Bitcoin in New York: The BitLicense Loses Some Bite
Bitcoin has been the subject of controversy almost since its inception, and with good reason.
Often misunderstood, sometimes clouded with biases, and packed with implications for the future of the economy as we know it, this is a currency that has as much potential as just about anything else out in the payments space right now.
With great potential comes great concern, and lawmakers have been very careful in terms of what’s allowed here and what isn’t. Benjamin Lawsky, superintendent for the New York Department of Financial Services, meanwhile, brought word about a BitLicense proposal that had some firms very nervous, but in this case, the news for those firms was on average pretty positive.
The BitLicense was specifically geared toward addressing firms that wanted to set up shop dealing with Bitcoin in New York.
In his keynote during a payments policy event hosted by the Bipartisan Policy Center, Lawsky offered up news that likely made many firms less on edge, as the revised BitLicense proposal was shown to offer quite a bit of flexibility.
Reports suggest that the final framework tackling these regulations would be in place in the opening days of 2015, and not long thereafter, Lawsky noted his office hopes to have “…several licensed firms and exchanges” operating out of the city.
That alone should be encouraging, but it gets better; Lawsky’s office noted that, under the new proposal, neither virtual currency miners nor software developers would need a license to operate in the city, nor would those who were holding bitcoin as a personal investment.
Not even retailers who accepted bitcoin as a currency would need licensing, freeing up a lot of smaller operations. Plus, those startups in the field would be allowed two years of grace period before needing to comply with the licensing terms, allowing said business to make sure operations were even viable to begin with.
What’s more, for those companies that do fall under licensing requirements, the requirement that addresses and transaction data be taken from all parties in a transaction is out, replaced with a simpler requirement that firms only get such data from their own customers—or account holders—and counter parties only where possible.
If it’s not possible, it won’t be held against anyone, based on reports.

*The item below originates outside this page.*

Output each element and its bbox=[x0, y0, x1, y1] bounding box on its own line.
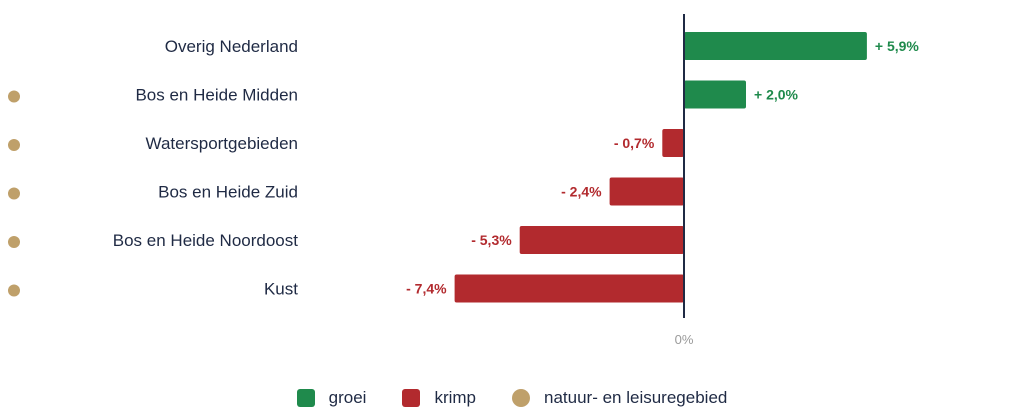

Just to top it off, record-keeping even got a bit of a break, with the time required to maintain records dropped from 10 years down to just seven.
None of this is set in stone of course, with a 30 day comment period to follow after official posting, which may come in the following days.
But the key point here is that New York is looking like it’s planning to be a lot more accommodating to bitcoin operations.
Maybe the city realized there was a lot of possibility in these operations, and the city could stand a boost to its tax base. Maybe the city was smarting over the feedback it got over the large soda ban attempts, and wanted to come down clearly on the side of not-bureaucracy.
There are any of a number of possibilities to explain just what’s going on here, but from the look of it, New York may be a bitcoin kind of place before too long. That opens up the field for a lot of opportunities—that miners and investors won’t be subject to licensing is a big enough step—and hopefully, this proposal will pass, or at least something like it.
2015 looks like it might be a big year for bitcoin in New York, and with the BitLicenses seemingly muzzled, it lends plenty of extra credence.